Predicting the functional consequences of somatic missense mutations found in tumors.

Cancer-specific High-throughput Annotation of Somatic Mutations (CHASM) is a computational method that uses supervised machine learning to prioritize somatic missense mutations detected in tumor sequencing studies. Missense mutations are a key mechanism by which important cellular behaviors, such as cell growth, proliferation, and survival, are disrupted in cancer. However, only a fraction of the missense mutations observed in tumor genomes are expected to be cancer causing. Distinguishing tumorigenic "driver" mutations from their neutral "passenger" counterparts is currently a pressing problem in cancer research.CHASM trains a Random Forest classifier on driver mutations from the COSMIC databases and uses background nucleotide substitution rates observed in tumor sequencing data to model tumor type-specific passenger mutations. Each missense mutation is represented by quantitative features that fall into five major categories: physiochemical properties of amino acid residues; scores derived from multiple sequence alignments of protein or DNA; region-based amino acid sequence composition; predicted properties of local protein structure; and annotations from the UniProt feature tables.
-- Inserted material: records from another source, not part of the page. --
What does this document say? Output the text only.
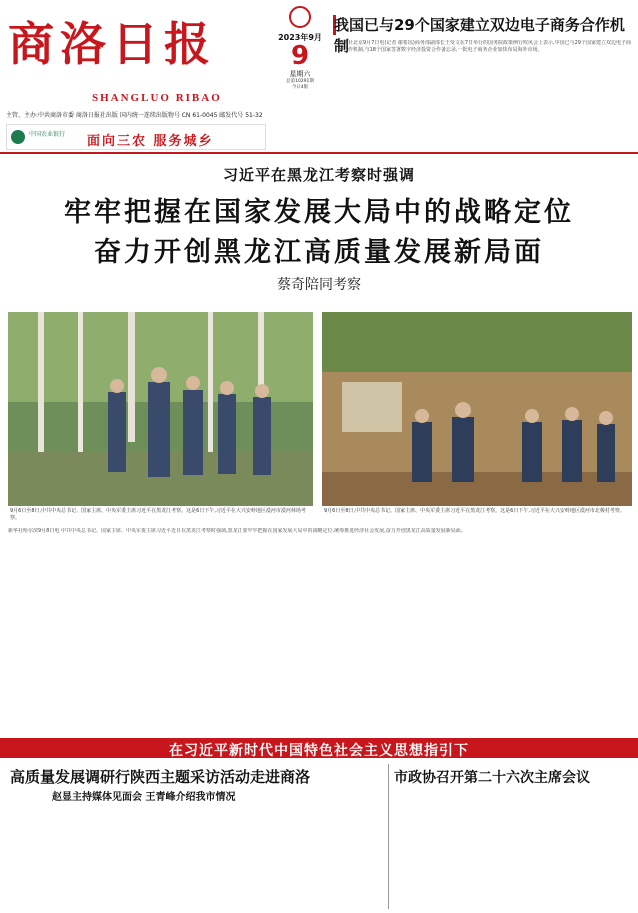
商洛日报
SHANGLUO RIBAO
主管、主办:中共商洛市委 商洛日报社出版 国内统一连续出版物号 CN 61-0045 邮发代号 51-32
中国农业银行 面向三农 服务城乡
2023年9月
9
星期六
总第10291期
今日4版
我国已与29个国家建立双边电子商务合作机制
新华社北京9月7日电(记者 谢希瑶)商务部副部长王受文在7日举行的国务院政策例行吹风会上表示,中国已与29个国家建立双边电子商务合作机制,与18个国家签署数字经济投资合作备忘录,一批电子商务企业加快布局海外市场。
习近平在黑龙江考察时强调
牢牢把握在国家发展大局中的战略定位
奋力开创黑龙江高质量发展新局面
蔡奇陪同考察
9月6日至8日,中共中央总书记、国家主席、中央军委主席习近平在黑龙江考察。这是6日下午,习近平在大兴安岭地区漠河市漠河林场考察。
9月6日至8日,中共中央总书记、国家主席、中央军委主席习近平在黑龙江考察。这是6日下午,习近平在大兴安岭地区漠河市北极村考察。
新华社哈尔滨9月8日电 中共中央总书记、国家主席、中央军委主席习近平近日在黑龙江考察时强调,黑龙江要牢牢把握在国家发展大局中的战略定位,统筹推进经济社会发展,奋力开创黑龙江高质量发展新局面。
在习近平新时代中国特色社会主义思想指引下
高质量发展调研行陕西主题采访活动走进商洛
赵显主持媒体见面会 王青峰介绍我市情况
市政协召开第二十六次主席会议
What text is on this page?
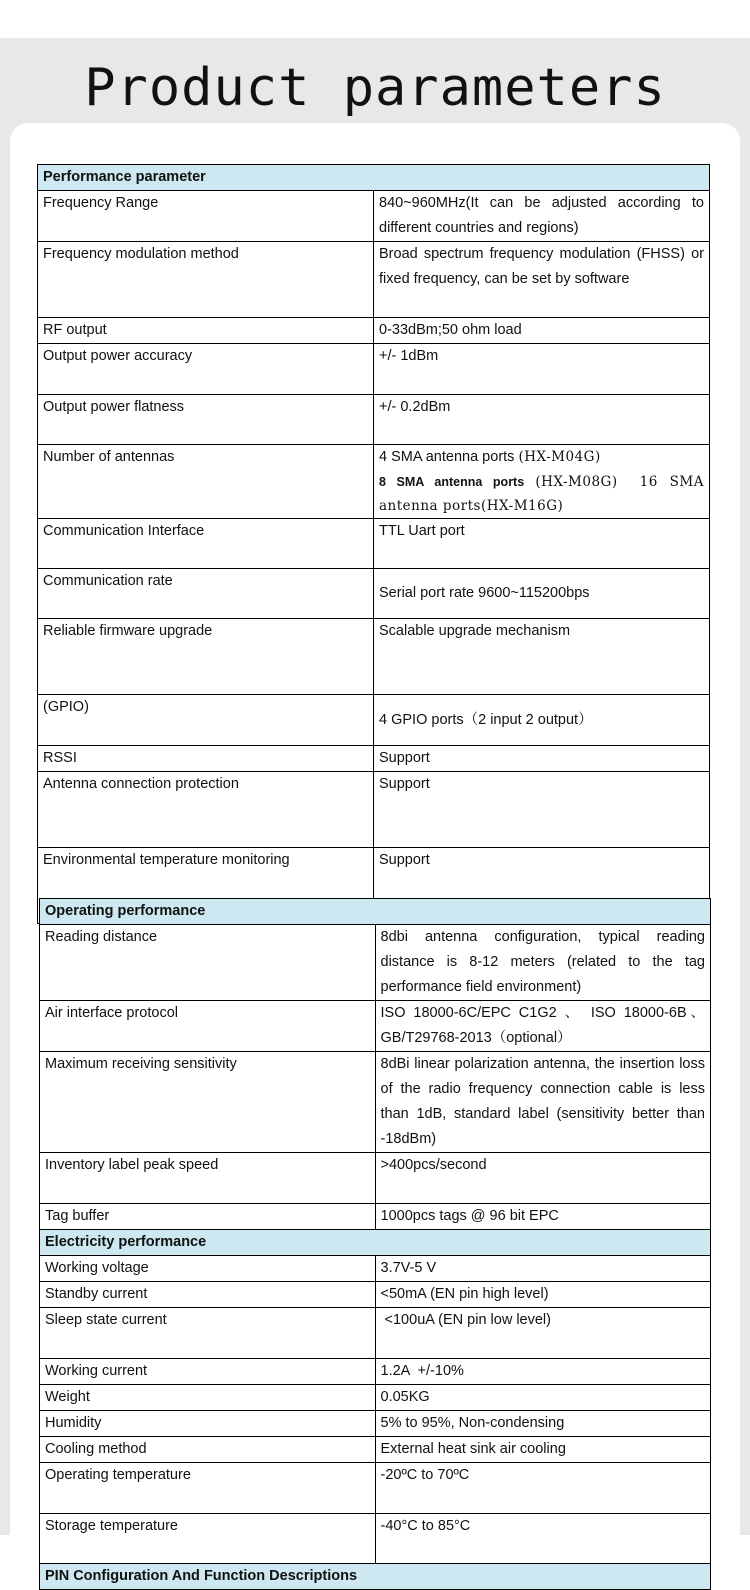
Product parameters
Performance parameter	
Frequency Range	840~960MHz(It can be adjusted according to different countries and regions)
Frequency modulation method	Broad spectrum frequency modulation (FHSS) or fixed frequency, can be set by software
RF output	0-33dBm;50 ohm load
Output power accuracy	+/- 1dBm
Output power flatness	+/- 0.2dBm
Number of antennas	4 SMA antenna ports (HX-M04G)
8 SMA antenna ports (HX-M08G) 16 SMA antenna ports(HX-M16G)

Communication Interface	TTL Uart port
Communication rate	Serial port rate 9600~115200bps
Reliable firmware upgrade	Scalable upgrade mechanism
(GPIO)	4 GPIO ports（2 input 2 output）
RSSI	Support
Antenna connection protection	Support
Environmental temperature monitoring	Support
Operating performance	
Reading distance	8dbi antenna configuration, typical reading distance is 8-12 meters (related to the tag performance field environment)
Air interface protocol	ISO 18000-6C/EPC C1G2 、 ISO 18000-6B、GB/T29768-2013（optional）
Maximum receiving sensitivity	8dBi linear polarization antenna, the insertion loss of the radio frequency connection cable is less than 1dB, standard label (sensitivity better than -18dBm)
Inventory label peak speed	>400pcs/second
Tag buffer	1000pcs tags @ 96 bit EPC
Electricity performance	
Working voltage	3.7V-5 V
Standby current	<50mA (EN pin high level)
Sleep state current	<100uA (EN pin low level)
Working current	1.2A +/-10%
Weight	0.05KG
Humidity	5% to 95%, Non-condensing
Cooling method	External heat sink air cooling
Operating temperature	-20ºC to 70ºC
Storage temperature	-40°C to 85°C
PIN Configuration And Function Descriptions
Both a software package and a Web server implementation of CHASM are available to facilitate high-throughput prioritization of somatic missense mutations from large, multi-tumor exome sequencing studies. After ranking candidate driver mutations with CHASM, the vector of features describing each mutation can be used to suggest possible mechanism by which mutations alter protein activity in tumorigenesis. This chapter details the application of both implementations of CHASM to tumor sequencing data.